You will not only see us deploy Stream into additional markets, but we'll also evolve the Stream product which will include additional tiers of content and you'll also see us expand streams to additional platforms.
It was initially launched for mobile and Web, but we've always known that access to the TV is going to be critical. [On April 20], we announced a deal with Roku. As part of that you will see us enabling Stream and other parts of our video subscription onto Internet-connected TV devices.
It would be a mistake to think of Stream as a skinny bundle. It's much more comprehensive strategy in how we're looking to evolve that over time.

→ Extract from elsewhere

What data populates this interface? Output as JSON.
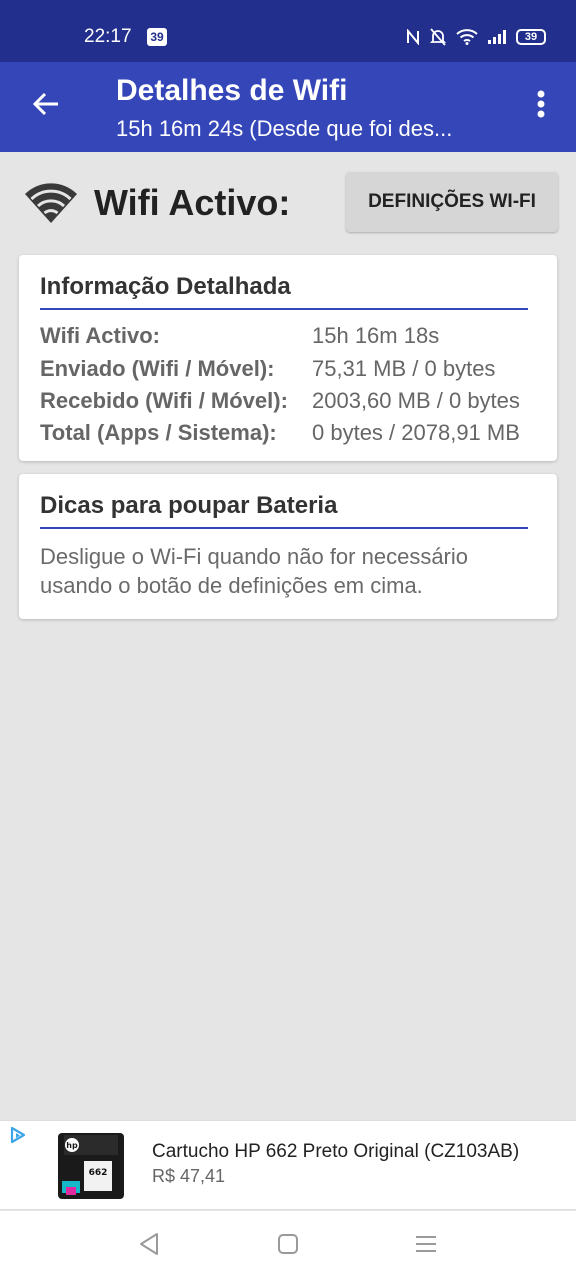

MCN: Let's talk a bit about the results you’ve seen with electronic-sell through, which you launched in 2013. Also, Fandango (part of NBCUniversal) just bought M-Go and rebranded that EST service as FandangoNow. Do you see some opportunities for Comcast to align its EST product with that?
MS: Since we've launched electronic sell-through, we've had over 5 million customers make digital purchases and it has also unlocked the ability for us to access content in earlier windows. It's not uncommon for studios to release movies digitally, in some cases, three or four weeks before physical. It's given us the ability to market to those customers in advance of some other distributor's that have not launched electronic sell-through.
We continue to refine the product; we're introducing bundling and pre-buys. You'll see us test different ways to add value. For example, we're testing these enhanced content offerings that when you purchase movie digitally it unlocks companion experiences. And we're looking at gaming as another way that we can add more value to digital purchases. We're working closely with the studios to continue to find ways to evolve the product and look at ways to [support ] earlier windows.
There certainly may be opportunities where we collaborate at some point [with Fandango], but my sense is that Fandango is interested in exploring ways to expand and enhance their ticketing business and electronic sell-through may provide new models for them like super tickets. That has not been as high a priority for us.
Who knows? There could be some shared learnings that allow us to find ways where we could better work together.